Le cas particulier des baux de courte durée et de fin de carrière
Après l’examen des baux ordinaires, des baux de 18 ans d’une première période de 18 ans au moins et des baux de longue durée, il est proposé de poursuivre ce tour d’horizon de la durée des baux à ferme par l’examen de trois baux à ferme qualifiables de « spéciaux ».

Le terme « spécial » est désigné pour les baux formatés à des situations particulières des preneurs et/ou bailleurs : l’un existe depuis bien longtemps, le bail de carrière, alors que les deux autres – bail de courte durée et bail de fin de carrière – sont le fuit de la récente réforme de la loi sur le bail à ferme depuis 2020.
De courte durée
Le bail de courte durée est, comme dit ci-avant, une nouveauté qui répond à une nécessité circonstanciée de pouvoir conclure un bail du point de vue du bailleur.
Il est visé à l’article 8 §4 de la loi sur le bail à ferme.

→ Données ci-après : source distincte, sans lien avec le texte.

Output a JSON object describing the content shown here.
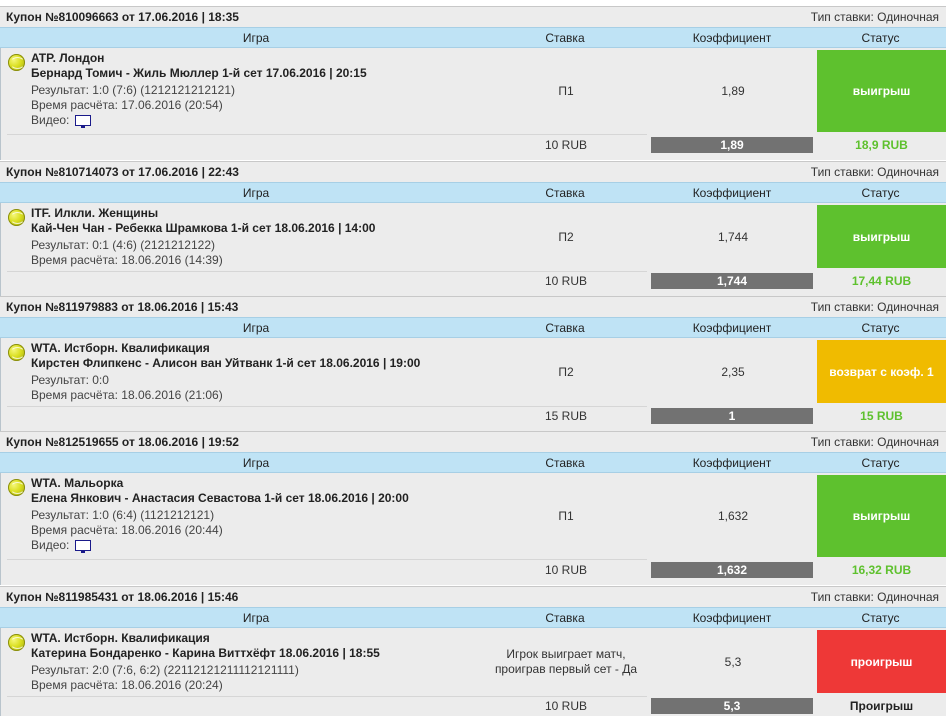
{
  "header_labels": {
    "game": "Игра",
    "stake": "Ставка",
    "coef": "Коэффициент",
    "status": "Статус"
  },
  "coupons": [
    {
      "title": "Купон №810096663 от 17.06.2016 | 18:35",
      "bet_type": "Тип ставки: Одиночная",
      "league": "ATP. Лондон",
      "match": "Бернард Томич - Жиль Мюллер 1-й сет 17.06.2016 | 20:15",
      "result": "Результат: 1:0 (7:6) (1212121212121)",
      "calc_time": "Время расчёта: 17.06.2016 (20:54)",
      "video": "Видео:",
      "bet": "П1",
      "coef": "1,89",
      "status": "выигрыш",
      "stake": "10 RUB",
      "total_coef": "1,89",
      "payout": "18,9 RUB"
    },
    {
      "title": "Купон №810714073 от 17.06.2016 | 22:43",
      "bet_type": "Тип ставки: Одиночная",
      "league": "ITF. Илкли. Женщины",
      "match": "Кай-Чен Чан - Ребекка Шрамкова 1-й сет 18.06.2016 | 14:00",
      "result": "Результат: 0:1 (4:6) (2121212122)",
      "calc_time": "Время расчёта: 18.06.2016 (14:39)",
      "bet": "П2",
      "coef": "1,744",
      "status": "выигрыш",
      "stake": "10 RUB",
      "total_coef": "1,744",
      "payout": "17,44 RUB"
    },
    {
      "title": "Купон №811979883 от 18.06.2016 | 15:43",
      "bet_type": "Тип ставки: Одиночная",
      "league": "WTA. Истборн. Квалификация",
      "match": "Кирстен Флипкенс - Алисон ван Уйтванк 1-й сет 18.06.2016 | 19:00",
      "result": "Результат: 0:0",
      "calc_time": "Время расчёта: 18.06.2016 (21:06)",
      "bet": "П2",
      "coef": "2,35",
      "status": "возврат с коэф. 1",
      "stake": "15 RUB",
      "total_coef": "1",
      "payout": "15 RUB"
    },
    {
      "title": "Купон №812519655 от 18.06.2016 | 19:52",
      "bet_type": "Тип ставки: Одиночная",
      "league": "WTA. Мальорка",
      "match": "Елена Янкович - Анастасия Севастова 1-й сет 18.06.2016 | 20:00",
      "result": "Результат: 1:0 (6:4) (1121212121)",
      "calc_time": "Время расчёта: 18.06.2016 (20:44)",
      "video": "Видео:",
      "bet": "П1",
      "coef": "1,632",
      "status": "выигрыш",
      "stake": "10 RUB",
      "total_coef": "1,632",
      "payout": "16,32 RUB"
    },
    {
      "title": "Купон №811985431 от 18.06.2016 | 15:46",
      "bet_type": "Тип ставки: Одиночная",
      "league": "WTA. Истборн. Квалификация",
      "match": "Катерина Бондаренко - Карина Виттхёфт 18.06.2016 | 18:55",
      "result": "Результат: 2:0 (7:6, 6:2) (22112121211112121111)",
      "calc_time": "Время расчёта: 18.06.2016 (20:24)",
      "bet_line1": "Игрок выиграет матч,",
      "bet_line2": "проиграв первый сет - Да",
      "coef": "5,3",
      "status": "проигрыш",
      "stake": "10 RUB",
      "total_coef": "5,3",
      "payout": "Проигрыш"
    }
  ],
  "colors": {
    "win": "#5ec12e",
    "return": "#f0bb00",
    "lose": "#ee3837",
    "header_blue": "#bfe3f5",
    "coef_box": "#727272"
  },
  "icons": {
    "sport": "tennis-ball-icon",
    "video": "monitor-icon"
  }
}
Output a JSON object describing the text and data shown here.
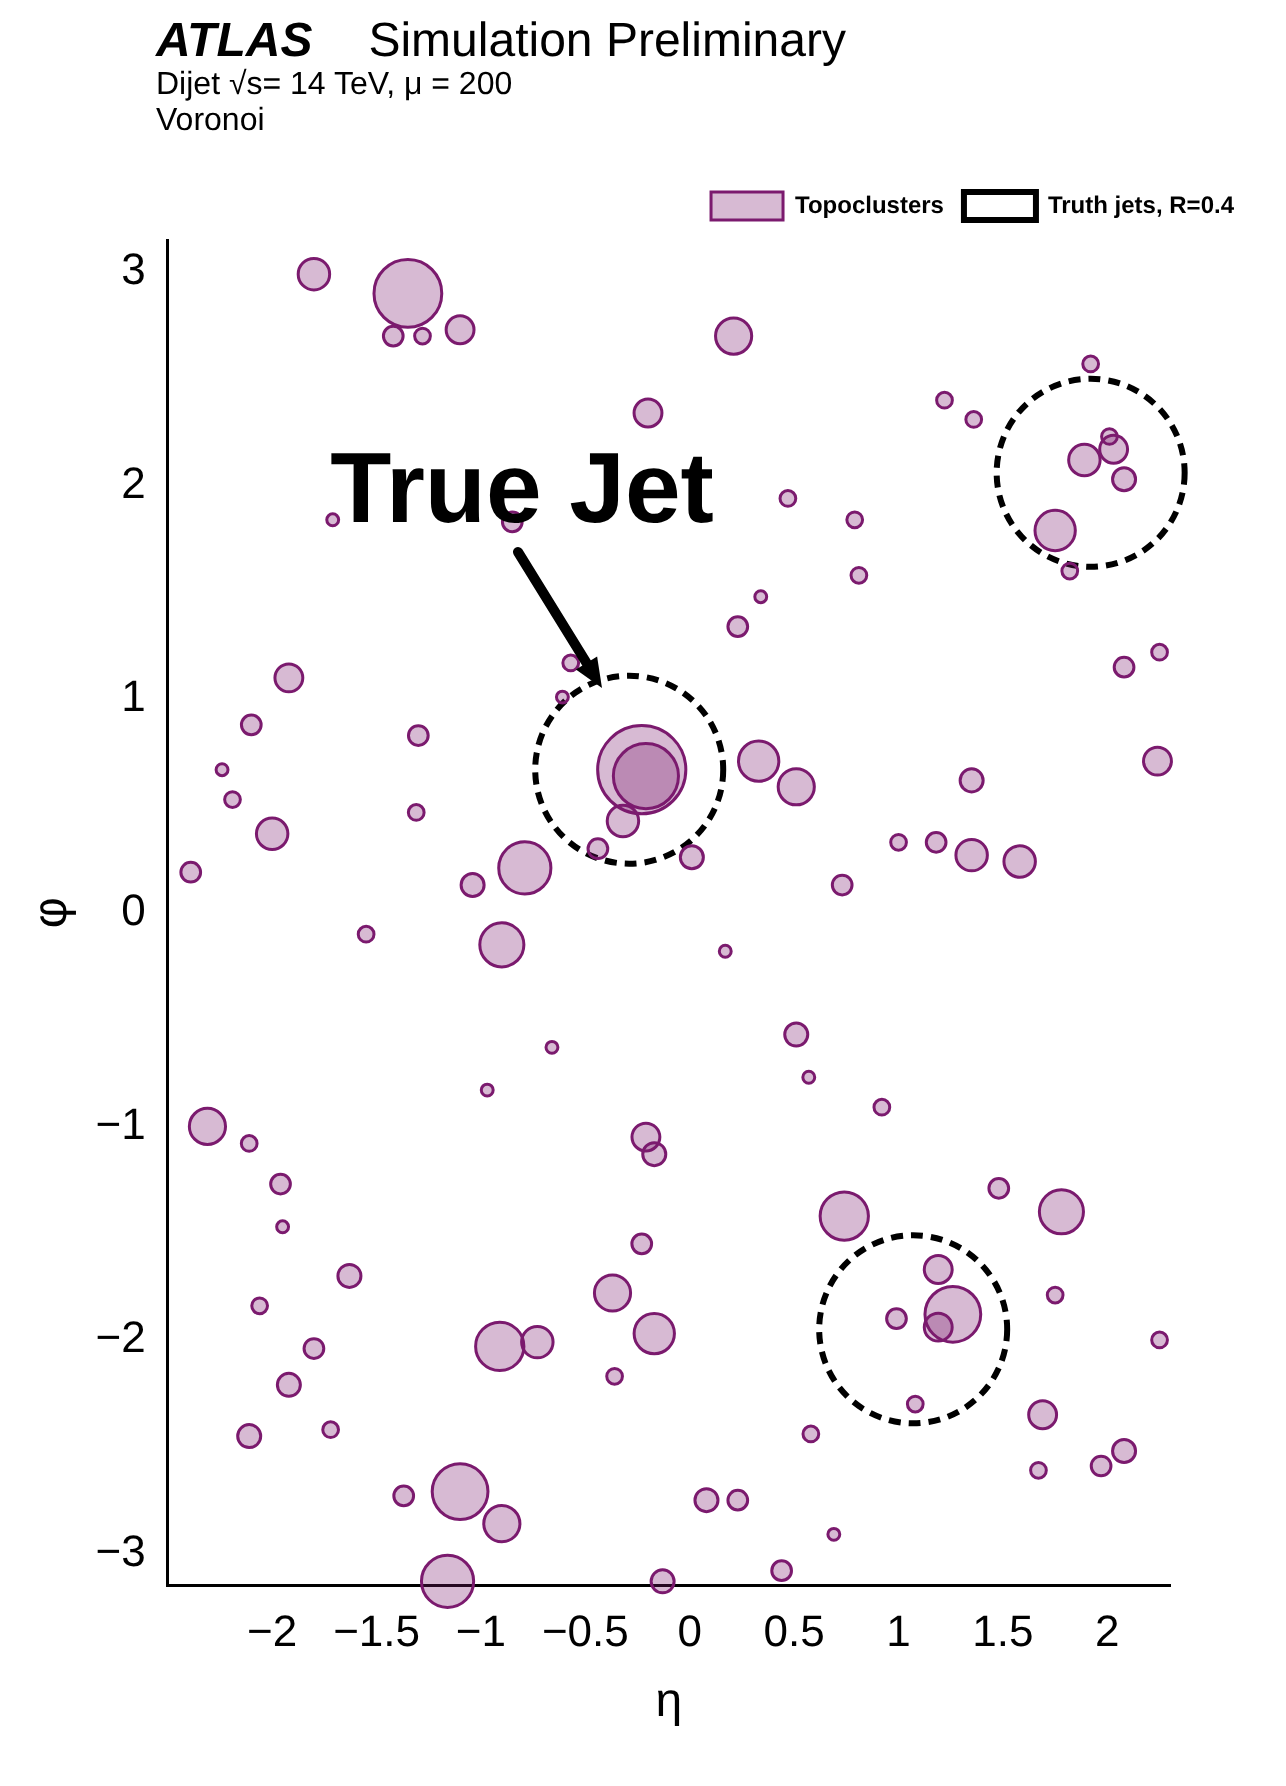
{
  "chart_data": {
    "type": "bubble",
    "title": "ATLAS",
    "subtitle": "Simulation Preliminary",
    "xlabel": "η",
    "ylabel": "φ",
    "annotations": [
      "Dijet √s= 14 TeV, μ = 200",
      "Voronoi",
      {
        "text": "True Jet",
        "x": -0.42,
        "y": 1.05
      }
    ],
    "xlim": [
      -2.5,
      2.3
    ],
    "xticks": [
      -2,
      -1.5,
      -1,
      -0.5,
      0,
      0.5,
      1,
      1.5,
      2
    ],
    "ylim": [
      -3.15,
      3.15
    ],
    "yticks": [
      -3,
      -2,
      -1,
      0,
      1,
      2,
      3
    ],
    "grid": false,
    "legend": "top right",
    "marker": "circle",
    "series": [
      {
        "name": "Topoclusters",
        "color": "#7b1a6e",
        "x": [
          -1.35,
          -1.8,
          -1.42,
          -1.28,
          -1.1,
          0.21,
          -0.2,
          0.47,
          0.79,
          1.75,
          -0.57,
          0.23,
          -1.92,
          -2.1,
          -0.23,
          -0.21,
          0.33,
          0.51,
          -0.32,
          -2.0,
          -0.79,
          -1.04,
          -0.44,
          1.35,
          1.58,
          1.18,
          1.0,
          0.73,
          -0.9,
          0.51,
          -2.31,
          -1.96,
          -0.21,
          -0.17,
          0.74,
          1.19,
          1.78,
          -1.63,
          -0.37,
          -0.23,
          -0.91,
          -0.73,
          -0.17,
          -1.92,
          -1.8,
          -2.11,
          -1.1,
          -1.16,
          -0.9,
          -1.37,
          0.08,
          -0.13,
          0.23,
          1.26,
          1.19,
          0.99,
          1.69,
          2.08,
          1.97,
          0.58,
          0.44,
          1.89,
          2.03,
          2.08,
          2.01,
          1.92,
          2.24,
          -2.39,
          1.35,
          -2.19,
          -2.24,
          1.22,
          1.36,
          0.81,
          1.82,
          0.01,
          0.17,
          -1.3,
          -1.55,
          -2.11,
          -2.06,
          -1.95,
          -0.97,
          -0.66,
          0.92,
          1.48,
          0.57,
          1.75,
          2.25,
          -1.72,
          -0.36,
          0.69,
          1.67,
          1.08,
          2.08,
          2.25,
          -0.61,
          -1.31,
          -1.71,
          -0.85,
          0.34
        ],
        "values": [
          2.9,
          2.99,
          2.7,
          2.7,
          2.73,
          2.7,
          2.34,
          1.94,
          1.84,
          1.79,
          1.17,
          1.34,
          1.1,
          0.88,
          0.67,
          0.64,
          0.71,
          0.59,
          0.43,
          0.37,
          0.21,
          0.13,
          0.3,
          0.27,
          0.24,
          0.33,
          0.33,
          0.13,
          -0.15,
          -0.57,
          -1.0,
          -1.27,
          -1.05,
          -1.13,
          -1.42,
          -1.67,
          -1.4,
          -1.7,
          -1.78,
          -1.55,
          -2.03,
          -2.01,
          -1.97,
          -2.21,
          -2.04,
          -2.45,
          -2.71,
          -3.13,
          -2.86,
          -2.73,
          -2.75,
          -3.13,
          -2.75,
          -1.88,
          -1.94,
          -1.9,
          -2.35,
          -2.52,
          -2.59,
          -2.44,
          -3.08,
          2.12,
          2.17,
          2.03,
          2.23,
          2.57,
          0.71,
          0.19,
          0.62,
          0.53,
          0.67,
          2.4,
          2.31,
          1.58,
          1.6,
          0.26,
          -0.18,
          0.83,
          -0.1,
          -1.08,
          -1.84,
          -1.47,
          -0.83,
          -0.63,
          -0.91,
          -1.29,
          -0.77,
          -1.79,
          -2.0,
          -2.42,
          -2.17,
          -2.91,
          -2.61,
          -2.3,
          1.15,
          1.22,
          1.01,
          0.47,
          1.84,
          1.83,
          1.48
        ],
        "sizes": [
          0.13,
          0.028,
          0.011,
          0.007,
          0.022,
          0.037,
          0.022,
          0.007,
          0.007,
          0.046,
          0.007,
          0.011,
          0.022,
          0.011,
          0.22,
          0.12,
          0.046,
          0.037,
          0.028,
          0.028,
          0.077,
          0.015,
          0.011,
          0.028,
          0.028,
          0.011,
          0.007,
          0.011,
          0.055,
          0.015,
          0.037,
          0.011,
          0.022,
          0.015,
          0.066,
          0.022,
          0.055,
          0.015,
          0.037,
          0.011,
          0.066,
          0.028,
          0.046,
          0.015,
          0.011,
          0.015,
          0.088,
          0.077,
          0.037,
          0.011,
          0.015,
          0.015,
          0.011,
          0.088,
          0.022,
          0.011,
          0.022,
          0.015,
          0.011,
          0.007,
          0.011,
          0.028,
          0.022,
          0.015,
          0.007,
          0.007,
          0.022,
          0.011,
          0.015,
          0.007,
          0.004,
          0.007,
          0.007,
          0.007,
          0.007,
          0.015,
          0.004,
          0.011,
          0.007,
          0.007,
          0.007,
          0.004,
          0.004,
          0.004,
          0.007,
          0.011,
          0.004,
          0.007,
          0.007,
          0.007,
          0.007,
          0.004,
          0.007,
          0.007,
          0.011,
          0.007,
          0.004,
          0.007,
          0.004,
          0.011,
          0.004
        ]
      },
      {
        "name": "Truth jets, R=0.4",
        "color": "#000000",
        "line_style": "dashed",
        "x": [
          -0.29,
          1.92,
          1.07
        ],
        "values": [
          0.67,
          2.06,
          -1.95
        ],
        "sizes": [
          1,
          1,
          1
        ]
      }
    ]
  }
}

Il est conclu pour une durée inférieure ou égale à 5 ans. Si une durée inférieure à 5 années a été convenue, elle peut être prorogée une seule fois pour autant que l’addition de la durée 1 et de la durée 2 n’excède pas 5 années (sauf exceptions – voire ci-dessous). Si la première et unique période excède 5 années ou si l’addition des périodes 1 et 2 excède 5 années, le bail de courte durée est alors « requalifié » en bail ordinaire d’une première période de 9 ans.
Il en sera de même si, à l’approche de la fin du bail de courte durée, le bailleur ne notifie pas congé (sans motif sinon la fin du droit d’occupation) au moins 6 mois avant son terme, ou si le preneur continue d’occuper les lieux sans opposition du bailleur : requalification en bail ordinaire d’une première période de 9 années.
La loi limite encore à deux la possibilité de conclure un bail de courte durée sur une durée de 18 ans, tout en précisant (voire ci-dessous) que, si deux baux de courte durée sont conclus endéans cette durée de 18 ans, ce devra être pour des motifs différents (voire ci-dessous quant aux motifs).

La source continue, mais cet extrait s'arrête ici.